All these events don’t prove that the U.S. can’t achieve its aims in Afghanistan – but that’s the conclusion to which they’re beginning to point. Counterinsurgency defines the toolkit the military brings to the fight; it doesn’t actually answer the question of what America should do.
Over the next year, if it hopes to establish some lasting stable order in Afghanistan, America will need a far greater unity of effort between its generals, its diplomats, its special envoys, and its friends in the Afghan and Pakistani governments. With or without McChrystal, the United States will have to make course corrections in Afghanistan as the war unfolds.
Quick briefing materials
Fred Kaplan at Slate argues that McChrystal and his loose-lipped team reveal a war effort spinning of control.
Leslie H. Gelb at The Daily Beast argues that the Democratic Party suffers from a permanent culture clash with the military.
Andrew Exum writes a thoughtful post about whether the assumptions behind the current strategy in Afghanistan still hold up.

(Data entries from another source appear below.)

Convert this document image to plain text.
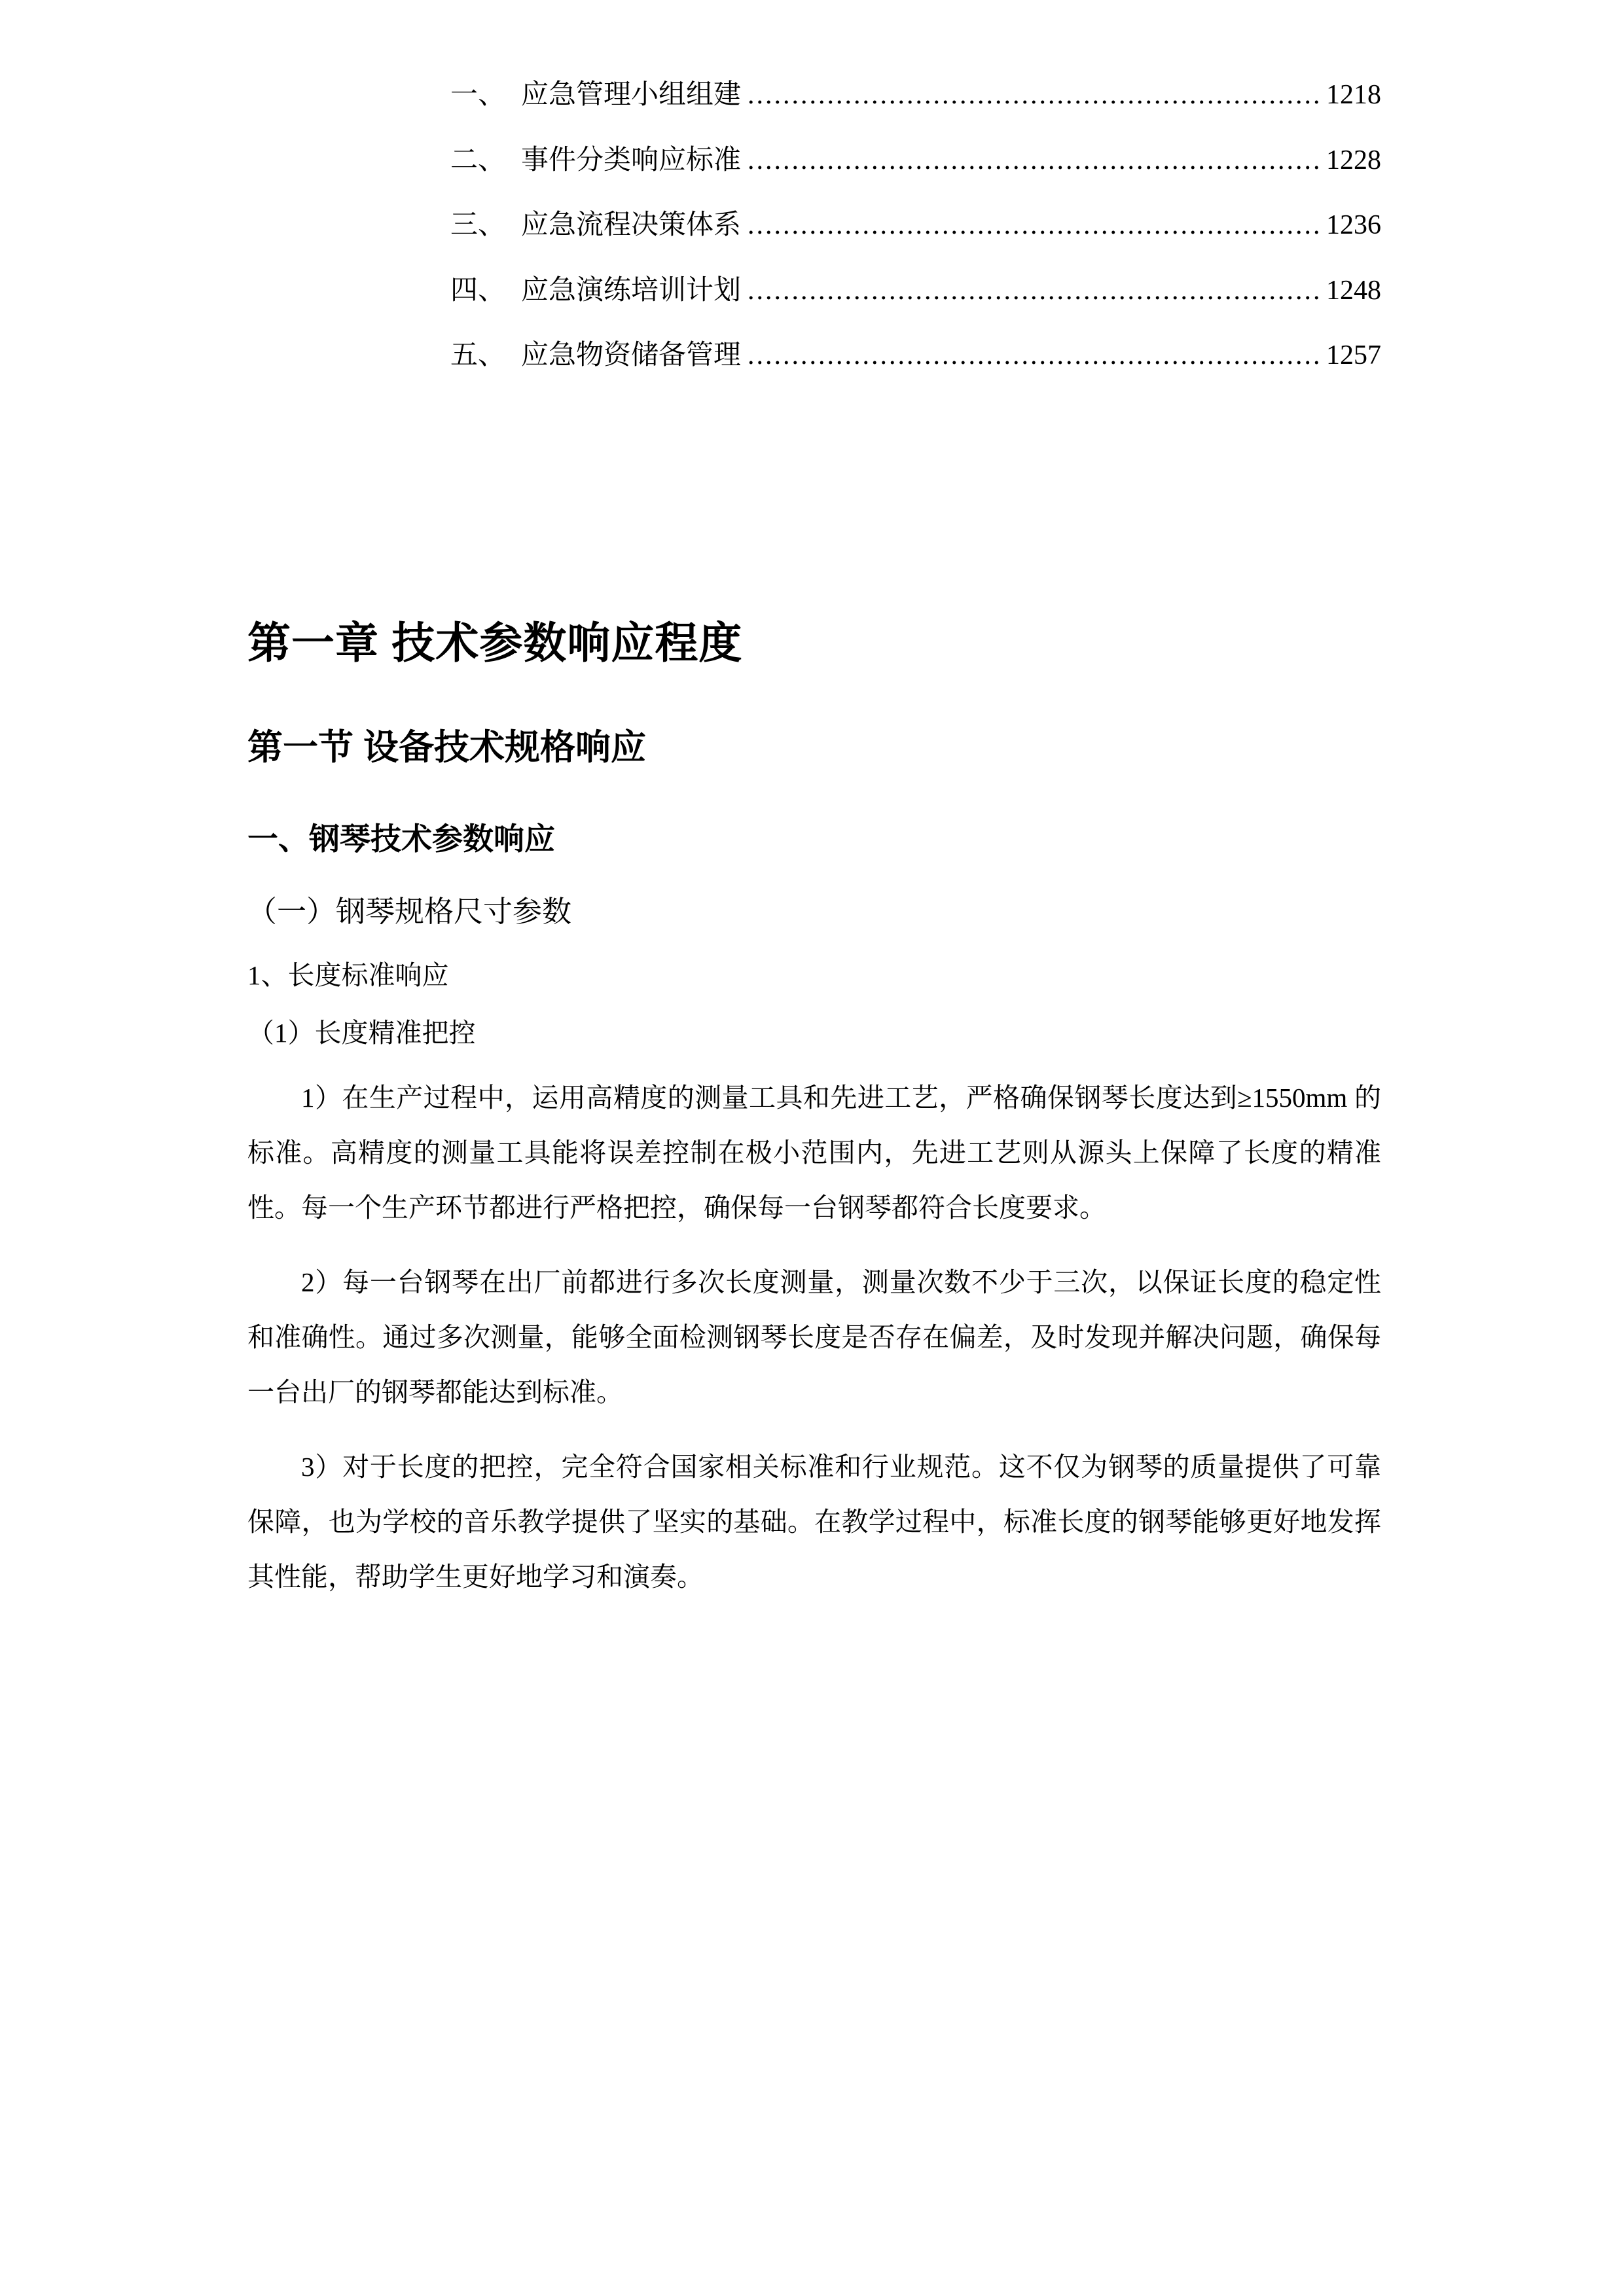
一、 应急管理小组组建 .....	1218
二、 事件分类响应标准 .....	1228
三、 应急流程决策体系 .....	1236
四、 应急演练培训计划 .....	1248
五、 应急物资储备管理 .....	1257
第一章 技术参数响应程度
第一节 设备技术规格响应
一、钢琴技术参数响应
（一）钢琴规格尺寸参数
1、长度标准响应
（1）长度精准把控

1）在生产过程中，运用高精度的测量工具和先进工艺，严格确保钢琴长度达到≥1550mm 的标准。高精度的测量工具能将误差控制在极小范围内，先进工艺则从源头上保障了长度的精准性。每一个生产环节都进行严格把控，确保每一台钢琴都符合长度要求。

2）每一台钢琴在出厂前都进行多次长度测量，测量次数不少于三次，以保证长度的稳定性和准确性。通过多次测量，能够全面检测钢琴长度是否存在偏差，及时发现并解决问题，确保每一台出厂的钢琴都能达到标准。

3）对于长度的把控，完全符合国家相关标准和行业规范。这不仅为钢琴的质量提供了可靠保障，也为学校的音乐教学提供了坚实的基础。在教学过程中，标准长度的钢琴能够更好地发挥其性能，帮助学生更好地学习和演奏。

He also struggles with the implications of firing/not firing McChrystal in these two posts.
In the “Is History Repeating Itself?” department we have Rajiv Chandrasekaran’s post-mortem on the last general fired from running the Afghan year, just about a year ago.
And finally, the Michael Hastings article in Rolling Stone that kicked off the fuss, and which – the scandal aside – raises pointed questions about whether the counterinsurgency strategy in Afghanistan makes any sense.